As Mr. Hatzidakis noted, an 8% increase is foreseen in 10 disability benefits granted through OPECA and three benefits granted through EFKA.
“The government has exhausted the budgetary margins for the 8% horizontal increase in disability benefits, which was something due and comes as a follow-up to the emergency financial support measures for the disabled to support them in the midst of the coronavirus pandemic and the imported inflationary crisis. That is why I hope that this measure will find consensus in all the wings of the Parliament” he stated the Minister of Labor and Social Affairs Kostis Hatzidakis speaking in Parliament today on the Labor Department amendment tabled to the Home Office bill. As Mr. Hatzidakis noted, an 8% increase is foreseen in 10 disability benefits granted through OPECA and three benefits granted through EFKA.
The 10 allowances granted by OPECA and increased by 8% are the following:
1) Movement allowance
2) Nutritional allowance for kidney patients, heart and liver transplant recipients, etc.,
3) Financial support for people with severe disabilities,
4) Financial support for people with severe mental retardation,
5) Financial support for paraplegics, quadriplegics and amputees, uninsured and insured by the State,
6) Financial support for people with congenital hemolytic anemia (mediterranean – sickle cell – micro sickle cell, etc.) or congenital bleeding tendency (hemophilia, etc.), Acquired Immune Deficiency Syndrome (AIDS),
7) Financial support for deaf and hard of hearing people,
8) Financial support for visually impaired people,
9) Financial support for people with cerebral palsy,
10) Financial support for sick and recovered leprosy patients and their family members.

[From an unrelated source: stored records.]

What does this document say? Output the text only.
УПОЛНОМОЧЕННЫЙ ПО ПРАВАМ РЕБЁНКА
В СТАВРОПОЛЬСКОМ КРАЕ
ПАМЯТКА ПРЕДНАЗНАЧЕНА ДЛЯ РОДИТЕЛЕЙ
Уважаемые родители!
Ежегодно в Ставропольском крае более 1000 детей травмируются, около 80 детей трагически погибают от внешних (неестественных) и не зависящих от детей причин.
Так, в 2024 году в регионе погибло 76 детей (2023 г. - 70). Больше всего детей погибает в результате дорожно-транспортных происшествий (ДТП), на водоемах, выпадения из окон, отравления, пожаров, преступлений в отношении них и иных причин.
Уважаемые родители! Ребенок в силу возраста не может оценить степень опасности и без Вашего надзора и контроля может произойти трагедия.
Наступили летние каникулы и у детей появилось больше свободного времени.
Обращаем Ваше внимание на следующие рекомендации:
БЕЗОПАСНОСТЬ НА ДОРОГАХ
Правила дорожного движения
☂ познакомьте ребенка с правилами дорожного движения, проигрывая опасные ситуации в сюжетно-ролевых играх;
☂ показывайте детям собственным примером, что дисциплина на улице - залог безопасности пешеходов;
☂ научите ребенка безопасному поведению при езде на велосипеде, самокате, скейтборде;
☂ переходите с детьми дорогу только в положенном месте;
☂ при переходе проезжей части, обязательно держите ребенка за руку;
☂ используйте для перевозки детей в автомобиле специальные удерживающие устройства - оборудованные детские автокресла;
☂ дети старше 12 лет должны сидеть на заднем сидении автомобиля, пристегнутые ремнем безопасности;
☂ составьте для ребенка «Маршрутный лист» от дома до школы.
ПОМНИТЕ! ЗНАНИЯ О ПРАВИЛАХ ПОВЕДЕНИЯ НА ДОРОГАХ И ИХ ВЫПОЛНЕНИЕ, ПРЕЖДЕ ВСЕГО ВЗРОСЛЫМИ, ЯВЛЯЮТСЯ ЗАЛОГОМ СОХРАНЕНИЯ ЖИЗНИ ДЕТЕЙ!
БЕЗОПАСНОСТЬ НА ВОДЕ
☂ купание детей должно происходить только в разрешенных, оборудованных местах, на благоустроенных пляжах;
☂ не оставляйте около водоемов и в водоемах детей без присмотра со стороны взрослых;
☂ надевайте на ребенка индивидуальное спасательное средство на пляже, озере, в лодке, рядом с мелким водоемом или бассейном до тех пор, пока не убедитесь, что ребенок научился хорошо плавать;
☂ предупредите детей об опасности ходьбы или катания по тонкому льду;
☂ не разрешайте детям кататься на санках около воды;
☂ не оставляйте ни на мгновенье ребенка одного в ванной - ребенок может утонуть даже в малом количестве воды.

The three EFKA benefits that are increasing by 3% are the non-institutional benefit, the sickness and incapacity benefit of State pensioners and the absolute disability benefit for pensioners of the former OGA who receive only the basic pension of the former OGA, as long as they have lifetime disability rate 100%,
Mr. Hatzidakis also said that the Ministry’s amendment introduces a one-day leave every year for gynecological examinations for private sector workers, expanding a provision that already applies in the public sector, “for reasons of equality and because we prioritize this issue. We owe it to women as a Parliament, as a State, as a society.”
Finally, he emphasized that provision is being made for the continuation of the uninterrupted operation of the structures of the General Secretariat of Demographic and Family Policy and Gender Equality that support and protect women who are victims of gender and domestic violence, with all their staff.